BO AND SUNNY, THE IRREVERENT SIDE
Barack and Michelle had promised dogs to Malia and Sasha as a reward for their patience during the election. It is common for a family to have dogs, but male Bo “First Dog” and female Sunny, two Portuguese water dogs, stressed the unconventional aspect of the Obama family. To wit, despite his official position, Barack promised to “clean things up a little bit” before leaving the White House in January because the dogs “have been tearing things up occasionally” (http://wapo.st/2dFH7R8). Similarly, Michelle reported that naughty Sunny sometimes “goes poop on the other end of the White House” (http://bit.ly/1MfXaLz). These irreverent dogs symbolized the ordinariness sought and demonstrated by the Obamas.

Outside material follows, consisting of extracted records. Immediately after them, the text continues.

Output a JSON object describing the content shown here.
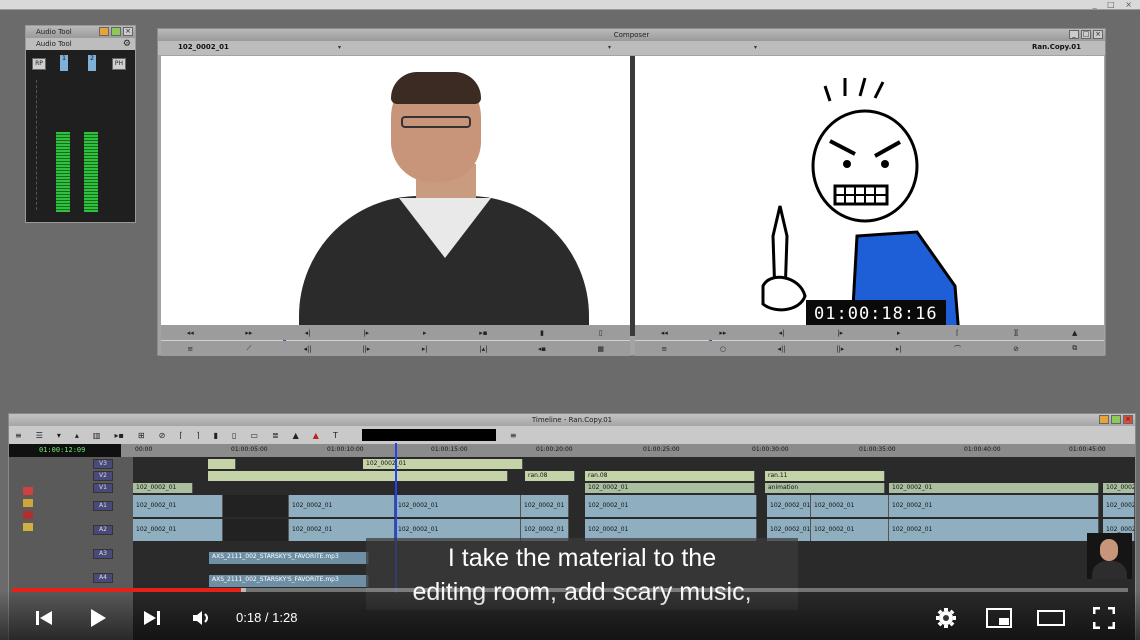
{
  "window": {
    "controls": "_ □ ×"
  },
  "audio_tool": {
    "title": "Audio Tool",
    "sub_title": "Audio Tool",
    "buttons": [
      "RP",
      "PH"
    ],
    "channels": [
      "1",
      "2"
    ]
  },
  "composer": {
    "title": "Composer",
    "source_clip": "102_0002_01",
    "record_clip": "Ran.Copy.01",
    "timecode_overlay": "01:00:18:16"
  },
  "timeline": {
    "title": "Timeline - Ran.Copy.01",
    "timecode": "01:00:12:09",
    "ruler_ticks": [
      "00:00",
      "01:00:05:00",
      "01:00:10:00",
      "01:00:15:00",
      "01:00:20:00",
      "01:00:25:00",
      "01:00:30:00",
      "01:00:35:00",
      "01:00:40:00",
      "01:00:45:00"
    ],
    "tracks": [
      "V3",
      "V2",
      "V1",
      "A1",
      "A2",
      "A3",
      "A4"
    ],
    "clip_names": {
      "v1": "102_0002_01",
      "ran08": "ran.08",
      "ran11": "ran.11",
      "animation": "animation",
      "music": "AXS_2111_002_STARSKY'S_FAVORITE.mp3",
      "music2": "AXS_2111_002_STARSKY'S_FAVORITE.mp3"
    }
  },
  "caption": {
    "line1": "I take the material to the",
    "line2": "editing room, add scary music,"
  },
  "player": {
    "time": "0:18 / 1:28",
    "progress_played": 0.205,
    "progress_loaded": 0.21
  },
  "colors": {
    "progress_red": "#e62117",
    "meter_green": "#2fc13e"
  },
  "icons": [
    "prev-icon",
    "play-icon",
    "next-icon",
    "volume-icon",
    "settings-icon",
    "miniplayer-icon",
    "theater-icon",
    "fullscreen-icon"
  ]
}
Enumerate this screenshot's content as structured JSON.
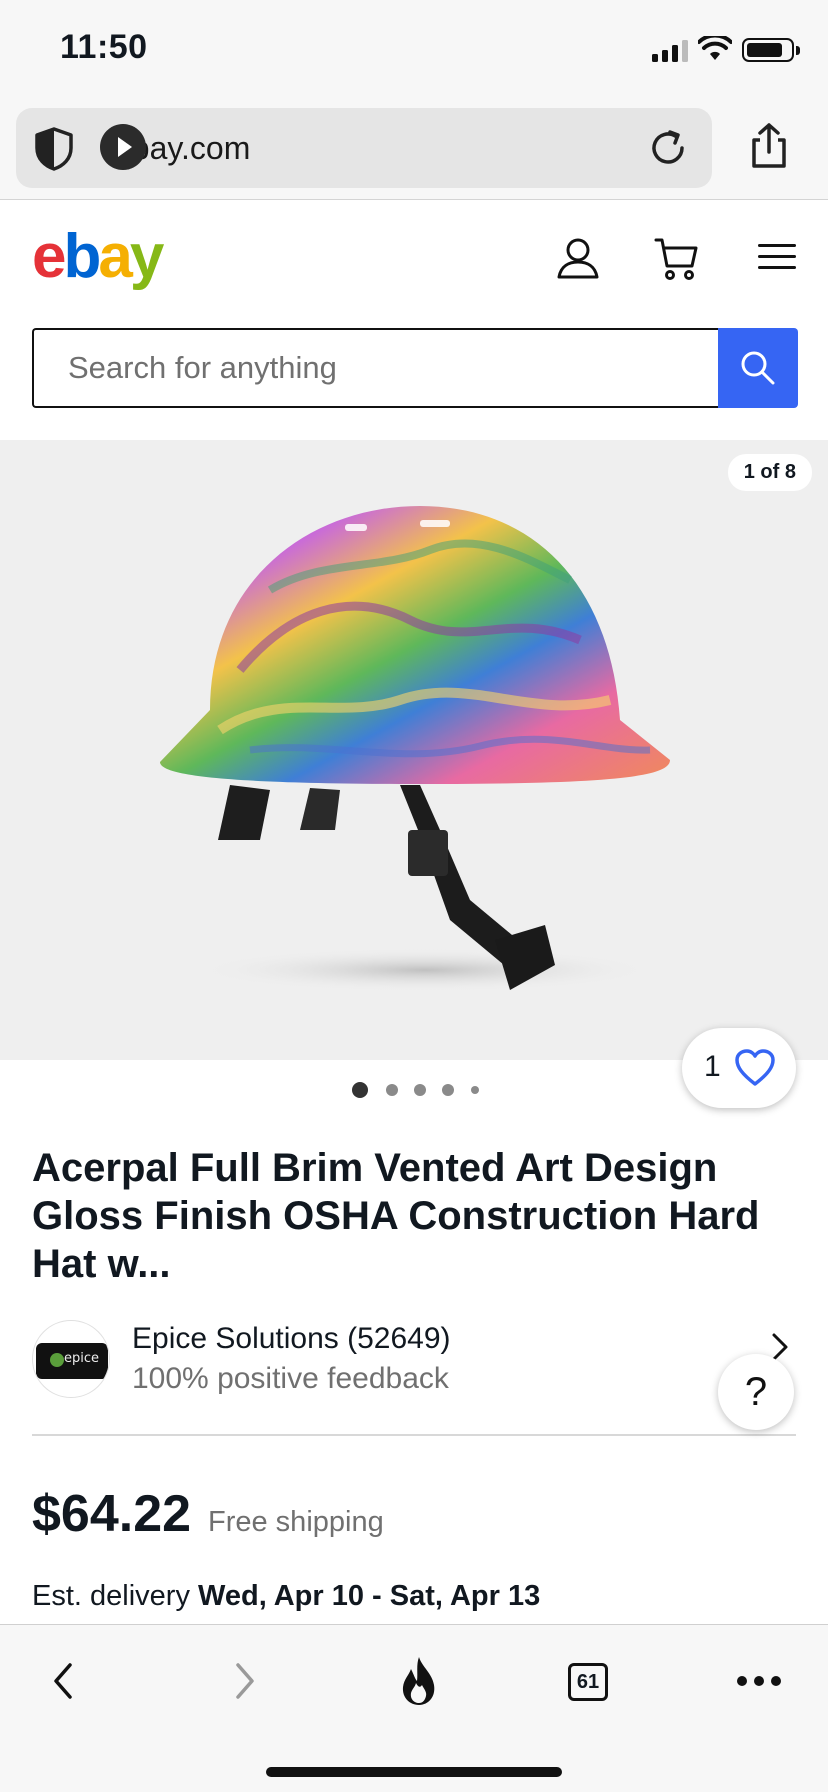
{
  "status_bar": {
    "time": "11:50"
  },
  "browser": {
    "url": "ebay.com",
    "tab_count": "61"
  },
  "header": {
    "logo": {
      "e": "e",
      "b": "b",
      "a": "a",
      "y": "y"
    },
    "search_placeholder": "Search for anything"
  },
  "gallery": {
    "counter": "1 of 8",
    "watch_count": "1",
    "dots_total": 5,
    "active_dot": 1
  },
  "listing": {
    "title": "Acerpal Full Brim Vented Art Design Gloss Finish OSHA Construction Hard Hat w...",
    "seller_name": "Epice Solutions (52649)",
    "seller_feedback": "100% positive feedback",
    "seller_logo_text": "epice",
    "price": "$64.22",
    "shipping": "Free shipping",
    "delivery_label": "Est. delivery",
    "delivery_dates": "Wed, Apr 10 - Sat, Apr 13"
  },
  "help": {
    "label": "?"
  },
  "colors": {
    "search_button": "#3665f3",
    "watch_heart": "#3665f3",
    "ebay_red": "#e53238",
    "ebay_blue": "#0064d2",
    "ebay_yellow": "#f5af02",
    "ebay_green": "#86b817"
  },
  "icons": [
    "shield-icon",
    "reload-icon",
    "share-icon",
    "user-icon",
    "cart-icon",
    "menu-icon",
    "search-icon",
    "heart-icon",
    "chevron-right-icon",
    "back-icon",
    "forward-icon",
    "fire-icon",
    "tabs-icon",
    "more-icon"
  ]
}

AN AFRICAN AMERICAN FAMILY…
The Obamas have also been an African American family living in the White House 50 years after the modern Civil Rights Movement began and 150 years after the constitutional end of slavery. They visited the “Door of No Return” on Goree Island, a former slave trade post off the Senegalese coast and Michelle stressed that slaves had been the labor force that built the Executive Mansion. In doing so, the Obamas brought home the message that their presence in the White House had not erased their roots.
… AND UNIVERSAL FAMILY
The Obamas made history in their eight-year tenure as the Presidential Family, by giving the world, not just the United States, an expression of the universal values of freedom, equality, and justice in a loving, balanced family, driven by reason and affection. This, I posit, has been a great and indisputable contribution to public health.
ACKNOWLEDGMENT
I thank Lisa Bowleg, Michael C. Costanza, Daniel M. Fox, Shiriki Kumanyika, Tariana V. Little, and Mark A. Rothstein for their comments on an earlier version of this editorial.